Spark has many configurable options. Here, I would like to know what the optimal configuration is under certain constraints.
I have seen many of these post and do not think the approach of neglecting the structure of the data can yield in a satisfactory solution.
Cluster Config
We will set the already established --executor-cores 5, because of the previous research done. Let us set another constraint such that the --executor-memory 60 Gb is the threshold maximum.
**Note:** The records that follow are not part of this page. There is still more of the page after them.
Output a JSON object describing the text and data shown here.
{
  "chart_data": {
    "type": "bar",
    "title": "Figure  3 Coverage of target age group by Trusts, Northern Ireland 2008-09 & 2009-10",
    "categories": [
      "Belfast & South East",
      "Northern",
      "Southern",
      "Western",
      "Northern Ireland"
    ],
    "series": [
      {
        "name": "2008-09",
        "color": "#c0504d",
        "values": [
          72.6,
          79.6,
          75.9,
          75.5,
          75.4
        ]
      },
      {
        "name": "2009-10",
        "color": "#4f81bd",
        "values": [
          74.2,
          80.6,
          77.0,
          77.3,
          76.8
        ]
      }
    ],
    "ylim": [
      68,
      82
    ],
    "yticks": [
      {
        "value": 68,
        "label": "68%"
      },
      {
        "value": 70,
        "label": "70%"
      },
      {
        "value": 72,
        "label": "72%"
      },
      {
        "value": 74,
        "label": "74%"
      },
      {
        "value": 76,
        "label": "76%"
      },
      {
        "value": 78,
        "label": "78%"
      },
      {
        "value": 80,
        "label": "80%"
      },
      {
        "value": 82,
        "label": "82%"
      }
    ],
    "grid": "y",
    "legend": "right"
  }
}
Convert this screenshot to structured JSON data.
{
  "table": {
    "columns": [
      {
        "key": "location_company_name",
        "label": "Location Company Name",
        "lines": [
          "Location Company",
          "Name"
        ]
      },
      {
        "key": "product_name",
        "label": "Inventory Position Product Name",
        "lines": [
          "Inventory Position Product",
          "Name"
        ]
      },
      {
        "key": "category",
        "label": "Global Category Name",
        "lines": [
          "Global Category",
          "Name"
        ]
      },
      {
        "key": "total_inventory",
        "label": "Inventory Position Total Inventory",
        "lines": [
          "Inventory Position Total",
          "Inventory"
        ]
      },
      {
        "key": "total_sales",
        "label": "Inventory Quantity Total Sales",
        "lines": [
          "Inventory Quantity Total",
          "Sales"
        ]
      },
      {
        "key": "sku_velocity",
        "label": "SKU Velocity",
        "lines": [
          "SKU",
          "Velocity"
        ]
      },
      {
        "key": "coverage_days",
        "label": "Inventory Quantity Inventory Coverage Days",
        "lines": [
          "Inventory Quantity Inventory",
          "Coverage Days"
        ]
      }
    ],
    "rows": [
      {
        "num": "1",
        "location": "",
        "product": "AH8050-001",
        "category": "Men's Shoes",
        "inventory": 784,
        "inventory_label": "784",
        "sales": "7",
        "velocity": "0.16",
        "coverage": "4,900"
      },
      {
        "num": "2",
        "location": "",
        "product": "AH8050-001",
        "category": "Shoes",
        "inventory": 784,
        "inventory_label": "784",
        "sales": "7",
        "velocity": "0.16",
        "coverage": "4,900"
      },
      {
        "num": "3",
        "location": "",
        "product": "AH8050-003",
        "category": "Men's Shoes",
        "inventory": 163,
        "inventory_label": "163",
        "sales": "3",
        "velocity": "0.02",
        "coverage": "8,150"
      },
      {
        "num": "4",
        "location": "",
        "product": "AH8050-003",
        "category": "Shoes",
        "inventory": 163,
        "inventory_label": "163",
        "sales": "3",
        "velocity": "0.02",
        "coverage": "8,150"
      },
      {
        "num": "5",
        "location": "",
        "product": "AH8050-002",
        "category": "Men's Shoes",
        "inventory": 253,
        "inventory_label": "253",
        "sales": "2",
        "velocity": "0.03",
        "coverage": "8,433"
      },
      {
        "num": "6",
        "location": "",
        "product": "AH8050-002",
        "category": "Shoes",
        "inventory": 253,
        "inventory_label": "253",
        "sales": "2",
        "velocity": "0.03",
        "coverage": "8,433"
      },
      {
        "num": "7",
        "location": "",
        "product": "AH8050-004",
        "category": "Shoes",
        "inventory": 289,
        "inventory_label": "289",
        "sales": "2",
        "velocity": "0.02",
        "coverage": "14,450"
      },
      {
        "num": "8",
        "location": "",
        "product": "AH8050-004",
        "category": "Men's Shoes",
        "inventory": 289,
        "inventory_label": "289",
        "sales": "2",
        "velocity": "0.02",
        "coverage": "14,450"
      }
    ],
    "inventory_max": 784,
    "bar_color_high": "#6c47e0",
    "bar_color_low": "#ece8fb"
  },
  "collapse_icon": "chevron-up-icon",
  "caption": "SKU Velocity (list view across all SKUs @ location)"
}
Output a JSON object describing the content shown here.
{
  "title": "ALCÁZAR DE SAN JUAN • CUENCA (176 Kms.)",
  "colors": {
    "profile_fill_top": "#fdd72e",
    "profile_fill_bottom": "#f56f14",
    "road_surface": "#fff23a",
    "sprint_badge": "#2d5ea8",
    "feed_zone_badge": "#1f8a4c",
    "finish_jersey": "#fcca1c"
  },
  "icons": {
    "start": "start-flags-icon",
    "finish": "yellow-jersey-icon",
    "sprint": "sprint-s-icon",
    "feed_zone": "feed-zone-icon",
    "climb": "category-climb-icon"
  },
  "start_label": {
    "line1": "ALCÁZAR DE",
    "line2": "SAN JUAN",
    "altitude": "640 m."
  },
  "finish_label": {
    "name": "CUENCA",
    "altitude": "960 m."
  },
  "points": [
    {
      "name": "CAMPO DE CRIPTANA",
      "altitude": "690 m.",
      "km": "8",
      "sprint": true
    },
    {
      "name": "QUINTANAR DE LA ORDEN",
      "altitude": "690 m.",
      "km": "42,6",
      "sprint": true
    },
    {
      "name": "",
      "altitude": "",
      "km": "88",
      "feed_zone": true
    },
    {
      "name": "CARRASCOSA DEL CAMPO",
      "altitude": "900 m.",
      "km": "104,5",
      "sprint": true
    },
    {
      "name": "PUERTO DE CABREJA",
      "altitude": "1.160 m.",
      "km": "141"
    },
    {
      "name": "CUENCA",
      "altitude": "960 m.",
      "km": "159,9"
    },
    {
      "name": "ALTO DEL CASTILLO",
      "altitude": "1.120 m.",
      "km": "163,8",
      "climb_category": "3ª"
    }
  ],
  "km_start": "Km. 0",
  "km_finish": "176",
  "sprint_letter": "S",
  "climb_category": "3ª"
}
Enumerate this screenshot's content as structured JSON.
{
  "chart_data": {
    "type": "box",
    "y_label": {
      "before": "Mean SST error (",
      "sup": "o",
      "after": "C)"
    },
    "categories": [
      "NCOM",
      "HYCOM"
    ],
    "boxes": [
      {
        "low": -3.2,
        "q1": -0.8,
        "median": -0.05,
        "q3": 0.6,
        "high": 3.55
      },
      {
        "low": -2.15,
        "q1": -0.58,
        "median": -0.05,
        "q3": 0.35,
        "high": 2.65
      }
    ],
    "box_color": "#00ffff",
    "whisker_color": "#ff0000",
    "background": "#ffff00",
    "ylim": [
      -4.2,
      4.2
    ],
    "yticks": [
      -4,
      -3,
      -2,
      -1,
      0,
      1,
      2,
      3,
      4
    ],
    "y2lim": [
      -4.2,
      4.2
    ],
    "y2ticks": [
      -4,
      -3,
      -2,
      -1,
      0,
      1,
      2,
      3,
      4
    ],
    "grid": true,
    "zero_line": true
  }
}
This may be expressed as --executor-memory = min(60 Gb,EM).
We fix the number of nodes in our cluster to N_0, which implicitly regulates the --num-executors (equal to N_0 * average num-cores on node / 5).
Data Config
We are presented with data in the form of FN_0-many text files of equal size FS (approx. 1 Gb) loaded into an RDD. This RDD has initially a partiton number PN equal to FN_0. Loading all the files into the RDD results in records RN = RDD.count().
Question
I would like to find a qualitative expression or optimal solution for the --executor-memory, --num-executors and partition number PN for an Input -> Map -> Filter -> Action job, in terms of N_0,FN_0,FS,RN. What is their inter-dependency?
My assumption is that the partition number would be ideal at RN (approx. 100.000), so that every record has its own task, but this shuffle would scale astronomically. I would also appreciate any thoughts in regards to the relationship between he product FN_0 * FS and --executor-memory.